The editorial in the first issue of the Journal of Material Culture from March 1996:
“The study of material culture may be most broadly defined as the investigation of the relationship between people and things irrespective of time and space. This means textiles relate to our bodies, clothes, architecture, blankets, in collections, archives, galleries and museums. Textiles would be mediation between human and objects. And also objects are meaningful‘even the use of the most mundane objects in daily life has cultural meaning. From this perspective, material goods are not only used to do things, but they also have a meaning and act as meaningful markers of social relation. It is in acquiring, using and exchanging things that individuals come to have social lives.’ (Lury 1996, pp.10-12)
Objects help us form and express our identities; gender, age, social class, ethnicity, religion, sexual orientation, nationality, subculture, lifestyle, and profession.
‘Fashion provides one of the most ready means through which individuals can make expressive visual statements about their identities.’ (Bennett 2005, p.96)
We use fashion as a tool for describing ourselves. Sophisticated fashion looks make us being smart, some culture created by strong identity; Hippie, Punk.
Textiles occupy a particular intimate place in our lives, compared to other objects; proximity to the body and central role in everyday life. Because textiles are very close to our bodies, and ‘become like an extension of them, an outer layer or shell with which we confront the social world.’ (Dant 1999, p.85) It is necessary to protect our skin from the outside world. In our daily life, we touch textiles like clothes, interior, towel, blanket and etc. We can’t live without textiles except living on an uninhabited island with being naked. Therefore “Touch” is key to understanding textiles mostly for getting the meaning and texture of textile work. However touching works is often forbidden in gallery or museum context. The reason why ‘the mind and rationality came to be associated with masculinity; the body and sensuality associated with femininity’ (Marc Quinn, Emotional Detox, The Seven Deadly Sins IV, 1995). Also, textiles are considered as too trivial and ephemeral to save in the museum. In terms of the binary of gender, textiles are regarded as women’s work in the past.

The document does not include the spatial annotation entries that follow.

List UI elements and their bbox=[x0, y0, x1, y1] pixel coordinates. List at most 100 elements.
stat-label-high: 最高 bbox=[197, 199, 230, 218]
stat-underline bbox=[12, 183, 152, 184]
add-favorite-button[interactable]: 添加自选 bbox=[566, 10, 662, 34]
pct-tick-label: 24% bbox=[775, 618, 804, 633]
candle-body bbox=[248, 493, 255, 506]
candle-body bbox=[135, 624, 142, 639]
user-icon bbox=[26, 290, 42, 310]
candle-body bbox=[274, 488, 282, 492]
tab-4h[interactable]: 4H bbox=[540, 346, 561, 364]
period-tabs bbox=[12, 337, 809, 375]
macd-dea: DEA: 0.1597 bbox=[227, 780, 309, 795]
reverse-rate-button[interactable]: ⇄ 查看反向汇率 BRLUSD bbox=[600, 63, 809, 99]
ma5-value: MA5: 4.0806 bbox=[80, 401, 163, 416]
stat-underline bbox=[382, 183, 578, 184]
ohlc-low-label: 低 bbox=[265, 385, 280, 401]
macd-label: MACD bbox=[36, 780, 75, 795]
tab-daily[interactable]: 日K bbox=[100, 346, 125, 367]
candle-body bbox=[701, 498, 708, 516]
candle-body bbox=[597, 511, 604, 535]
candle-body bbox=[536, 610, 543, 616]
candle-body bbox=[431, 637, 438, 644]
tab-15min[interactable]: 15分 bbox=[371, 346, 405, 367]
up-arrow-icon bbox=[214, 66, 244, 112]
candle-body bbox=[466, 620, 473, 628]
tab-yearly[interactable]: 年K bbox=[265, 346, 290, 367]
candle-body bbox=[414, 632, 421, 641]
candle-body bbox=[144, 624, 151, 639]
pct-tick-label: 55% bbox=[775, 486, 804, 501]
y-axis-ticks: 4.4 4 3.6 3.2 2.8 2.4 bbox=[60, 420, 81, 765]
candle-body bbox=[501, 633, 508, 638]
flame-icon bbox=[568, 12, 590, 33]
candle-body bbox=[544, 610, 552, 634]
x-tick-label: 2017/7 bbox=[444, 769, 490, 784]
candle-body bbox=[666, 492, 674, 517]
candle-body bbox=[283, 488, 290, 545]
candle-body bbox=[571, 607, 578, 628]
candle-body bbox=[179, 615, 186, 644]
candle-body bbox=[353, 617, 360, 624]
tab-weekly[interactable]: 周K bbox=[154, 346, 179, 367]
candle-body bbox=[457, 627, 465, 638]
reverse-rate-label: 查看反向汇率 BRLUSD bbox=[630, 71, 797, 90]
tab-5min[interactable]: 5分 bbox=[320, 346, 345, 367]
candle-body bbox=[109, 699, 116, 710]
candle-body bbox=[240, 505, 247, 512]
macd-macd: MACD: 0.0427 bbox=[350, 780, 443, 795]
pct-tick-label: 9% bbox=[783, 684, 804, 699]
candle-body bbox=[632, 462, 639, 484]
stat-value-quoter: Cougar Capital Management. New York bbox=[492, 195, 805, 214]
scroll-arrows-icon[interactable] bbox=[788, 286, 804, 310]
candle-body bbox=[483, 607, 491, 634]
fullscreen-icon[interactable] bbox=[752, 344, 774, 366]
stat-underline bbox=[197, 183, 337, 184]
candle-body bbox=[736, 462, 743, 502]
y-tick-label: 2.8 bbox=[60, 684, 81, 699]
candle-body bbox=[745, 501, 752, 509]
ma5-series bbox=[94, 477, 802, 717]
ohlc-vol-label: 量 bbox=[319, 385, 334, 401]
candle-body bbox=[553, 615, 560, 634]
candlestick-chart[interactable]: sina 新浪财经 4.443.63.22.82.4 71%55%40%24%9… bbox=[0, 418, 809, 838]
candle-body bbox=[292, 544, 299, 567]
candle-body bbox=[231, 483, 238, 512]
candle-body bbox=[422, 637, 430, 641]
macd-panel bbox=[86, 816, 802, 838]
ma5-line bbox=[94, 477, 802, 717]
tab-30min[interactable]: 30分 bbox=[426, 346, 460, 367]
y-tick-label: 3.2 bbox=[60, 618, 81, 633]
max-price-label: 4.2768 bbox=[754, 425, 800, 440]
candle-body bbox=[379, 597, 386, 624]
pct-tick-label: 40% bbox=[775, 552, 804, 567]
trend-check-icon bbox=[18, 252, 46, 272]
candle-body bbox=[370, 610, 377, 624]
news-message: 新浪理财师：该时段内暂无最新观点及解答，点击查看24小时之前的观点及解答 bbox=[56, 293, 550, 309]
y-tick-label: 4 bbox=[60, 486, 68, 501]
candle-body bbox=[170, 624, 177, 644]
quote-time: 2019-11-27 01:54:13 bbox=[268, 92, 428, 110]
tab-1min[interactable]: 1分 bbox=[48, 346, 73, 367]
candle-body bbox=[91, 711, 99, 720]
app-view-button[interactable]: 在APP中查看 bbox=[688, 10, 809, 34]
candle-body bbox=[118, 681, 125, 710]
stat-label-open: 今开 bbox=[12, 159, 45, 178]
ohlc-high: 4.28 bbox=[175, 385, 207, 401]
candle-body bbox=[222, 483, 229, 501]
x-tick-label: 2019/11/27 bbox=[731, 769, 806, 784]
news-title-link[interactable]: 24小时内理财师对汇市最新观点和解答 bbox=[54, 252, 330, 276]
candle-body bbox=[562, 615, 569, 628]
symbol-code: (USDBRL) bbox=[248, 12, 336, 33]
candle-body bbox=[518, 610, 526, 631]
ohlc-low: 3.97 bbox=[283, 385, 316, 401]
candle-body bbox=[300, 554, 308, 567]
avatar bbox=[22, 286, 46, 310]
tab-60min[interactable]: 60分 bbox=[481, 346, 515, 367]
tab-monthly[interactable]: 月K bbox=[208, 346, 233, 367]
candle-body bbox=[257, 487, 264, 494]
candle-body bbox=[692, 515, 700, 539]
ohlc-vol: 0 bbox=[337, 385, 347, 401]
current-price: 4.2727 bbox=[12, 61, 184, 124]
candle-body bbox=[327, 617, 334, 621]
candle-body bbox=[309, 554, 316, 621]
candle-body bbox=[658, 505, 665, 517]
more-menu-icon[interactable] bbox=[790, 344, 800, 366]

However ‘many people believe that only some objects, such as works of art, are worthy of being conserved in a museum.’ (Steele 1998, p.333) As changing of the situation of gender problem, fashion is becoming as a part of the art.
Following the lecture about Textiles and Material Culture, the exhibition “Atelier E.B: Passer-by” explained to me that we can get a lot of information as touching art pieces. Especially textiles work, we can understand how the designer and creator made the garment, what kind of materials and fabrics they used for as touching works. In the digital age, we can access to see any artworks, photographs and fashion even though you are far away from seeing them directly.